Travis Rybicki, Martin Masek, and Chiou Peng Lam

Keywords: Maritime Traffic Patterns, Seasonal Context, Trajectory Clustering, Anomaly Detection, Spatiotemporal Data

Abstract. Monitoring maritime traffic has become an important task for ensuring the safety of vessels, as well as the goods, and persons that they may be transporting. An active area of research is the modelling of expected normal vessel behaviour so as to detect subsequent anomalies in new data. Anomalies indicate that a vessel is not behaving in an expected manner and their detection can be flagged for further investigation to identify whether the vessel needs assistance or intervention. An important factor for some vessels in determining normal behaviour is seasonal context. However, current approaches typically do not incorporate seasonality into the model.

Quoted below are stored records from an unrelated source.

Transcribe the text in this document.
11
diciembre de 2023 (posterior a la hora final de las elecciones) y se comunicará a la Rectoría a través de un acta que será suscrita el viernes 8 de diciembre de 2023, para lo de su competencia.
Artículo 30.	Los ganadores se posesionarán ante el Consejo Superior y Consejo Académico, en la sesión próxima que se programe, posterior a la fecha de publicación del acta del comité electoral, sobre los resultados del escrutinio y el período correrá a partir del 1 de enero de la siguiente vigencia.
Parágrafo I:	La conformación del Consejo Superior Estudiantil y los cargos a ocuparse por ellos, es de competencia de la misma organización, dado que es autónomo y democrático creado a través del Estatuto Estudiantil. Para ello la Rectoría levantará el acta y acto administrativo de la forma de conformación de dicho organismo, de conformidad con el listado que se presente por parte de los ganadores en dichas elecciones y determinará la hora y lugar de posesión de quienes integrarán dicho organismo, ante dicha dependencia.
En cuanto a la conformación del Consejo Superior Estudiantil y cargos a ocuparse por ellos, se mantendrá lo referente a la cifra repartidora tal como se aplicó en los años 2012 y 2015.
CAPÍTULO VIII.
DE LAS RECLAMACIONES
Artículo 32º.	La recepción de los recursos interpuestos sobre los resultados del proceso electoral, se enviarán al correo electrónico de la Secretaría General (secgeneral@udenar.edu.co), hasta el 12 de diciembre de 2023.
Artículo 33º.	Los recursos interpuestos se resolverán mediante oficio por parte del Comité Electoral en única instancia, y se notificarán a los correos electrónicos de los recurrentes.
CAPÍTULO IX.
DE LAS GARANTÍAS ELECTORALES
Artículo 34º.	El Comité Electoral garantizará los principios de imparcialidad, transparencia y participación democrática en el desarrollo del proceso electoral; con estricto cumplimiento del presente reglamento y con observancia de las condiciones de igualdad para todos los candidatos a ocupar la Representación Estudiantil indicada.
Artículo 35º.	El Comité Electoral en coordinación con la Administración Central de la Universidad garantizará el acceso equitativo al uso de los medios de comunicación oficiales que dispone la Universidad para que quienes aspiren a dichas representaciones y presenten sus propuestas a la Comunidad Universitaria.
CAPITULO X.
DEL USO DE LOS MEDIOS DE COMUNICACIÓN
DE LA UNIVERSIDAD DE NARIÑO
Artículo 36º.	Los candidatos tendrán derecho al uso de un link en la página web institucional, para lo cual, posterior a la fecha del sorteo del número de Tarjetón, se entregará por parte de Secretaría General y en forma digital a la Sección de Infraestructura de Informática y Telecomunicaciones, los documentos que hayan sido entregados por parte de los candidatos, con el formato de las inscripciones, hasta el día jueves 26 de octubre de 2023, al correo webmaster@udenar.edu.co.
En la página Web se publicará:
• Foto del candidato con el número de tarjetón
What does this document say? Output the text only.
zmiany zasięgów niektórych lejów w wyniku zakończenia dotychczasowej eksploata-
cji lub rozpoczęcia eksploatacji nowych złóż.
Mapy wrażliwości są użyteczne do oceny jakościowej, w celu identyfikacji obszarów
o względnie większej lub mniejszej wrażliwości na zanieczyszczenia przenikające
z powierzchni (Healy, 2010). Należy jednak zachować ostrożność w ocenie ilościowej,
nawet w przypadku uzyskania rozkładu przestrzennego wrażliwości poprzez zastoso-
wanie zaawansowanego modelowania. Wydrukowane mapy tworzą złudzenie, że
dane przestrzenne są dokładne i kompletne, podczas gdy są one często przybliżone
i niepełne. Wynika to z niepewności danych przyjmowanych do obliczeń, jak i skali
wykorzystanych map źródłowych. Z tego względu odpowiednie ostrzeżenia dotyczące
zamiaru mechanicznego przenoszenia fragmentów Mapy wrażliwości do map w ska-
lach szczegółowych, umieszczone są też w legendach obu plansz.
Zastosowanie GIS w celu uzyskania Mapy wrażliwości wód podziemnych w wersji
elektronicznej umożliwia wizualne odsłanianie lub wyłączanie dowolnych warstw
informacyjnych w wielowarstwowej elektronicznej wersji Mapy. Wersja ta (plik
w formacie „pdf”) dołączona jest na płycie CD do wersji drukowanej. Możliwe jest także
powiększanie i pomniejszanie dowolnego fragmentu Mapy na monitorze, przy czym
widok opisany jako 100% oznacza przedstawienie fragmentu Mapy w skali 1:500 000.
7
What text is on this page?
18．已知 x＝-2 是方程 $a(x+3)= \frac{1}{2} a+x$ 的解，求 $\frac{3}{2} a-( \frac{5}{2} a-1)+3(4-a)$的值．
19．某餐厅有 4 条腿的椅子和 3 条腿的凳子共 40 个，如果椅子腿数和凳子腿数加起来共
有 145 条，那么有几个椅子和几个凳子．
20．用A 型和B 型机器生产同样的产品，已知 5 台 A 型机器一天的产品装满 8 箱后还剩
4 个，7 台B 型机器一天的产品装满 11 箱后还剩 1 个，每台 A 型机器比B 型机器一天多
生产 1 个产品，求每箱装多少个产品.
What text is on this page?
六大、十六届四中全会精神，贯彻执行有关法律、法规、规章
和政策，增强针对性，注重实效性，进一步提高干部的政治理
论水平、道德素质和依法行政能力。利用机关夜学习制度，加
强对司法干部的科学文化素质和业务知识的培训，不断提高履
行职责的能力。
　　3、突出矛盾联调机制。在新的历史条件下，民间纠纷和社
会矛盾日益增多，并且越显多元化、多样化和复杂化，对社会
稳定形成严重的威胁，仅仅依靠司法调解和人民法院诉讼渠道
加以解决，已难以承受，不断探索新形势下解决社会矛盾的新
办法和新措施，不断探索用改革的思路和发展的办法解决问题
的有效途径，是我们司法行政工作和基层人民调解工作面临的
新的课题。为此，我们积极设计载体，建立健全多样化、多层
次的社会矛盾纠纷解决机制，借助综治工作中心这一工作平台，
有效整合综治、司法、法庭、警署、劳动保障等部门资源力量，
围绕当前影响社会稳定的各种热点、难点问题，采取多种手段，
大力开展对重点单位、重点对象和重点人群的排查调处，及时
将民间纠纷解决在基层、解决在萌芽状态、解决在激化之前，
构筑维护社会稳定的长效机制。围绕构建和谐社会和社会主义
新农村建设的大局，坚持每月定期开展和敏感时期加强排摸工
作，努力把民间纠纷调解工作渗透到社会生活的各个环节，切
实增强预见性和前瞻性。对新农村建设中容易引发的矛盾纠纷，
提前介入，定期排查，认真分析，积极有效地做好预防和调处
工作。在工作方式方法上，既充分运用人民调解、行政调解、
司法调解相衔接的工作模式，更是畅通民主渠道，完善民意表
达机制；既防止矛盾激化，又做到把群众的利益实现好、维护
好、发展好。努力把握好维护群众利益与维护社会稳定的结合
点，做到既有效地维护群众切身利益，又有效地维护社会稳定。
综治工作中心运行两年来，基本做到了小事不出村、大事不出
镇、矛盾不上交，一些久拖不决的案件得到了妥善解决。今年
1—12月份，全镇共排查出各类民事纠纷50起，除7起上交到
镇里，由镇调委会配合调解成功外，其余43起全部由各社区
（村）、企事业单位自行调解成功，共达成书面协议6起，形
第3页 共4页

In this paper, an approach is presented where seasonal context is incorporated into the behaviour model. Seasonal context is first incorporated into vessel trajectory data by encoding the month of year into a historic dataset. Following this, a model of normal behaviour is generated using a clustering approach, with DBSCAN used in this paper. Details of setting the DBSCAN parameters appropriately for vessel trajectory data are provided and four distance metrics explored. Resulting cluster models are evaluated in the context of using the model to classify previously unseen data as either fitting the model or constituting an anomaly. The experiments focus on using fishing vessels within two identified seasons to build the normal model, which is evaluated with a mixture of in season and out of season fishing and non-fishing vessel behaviour.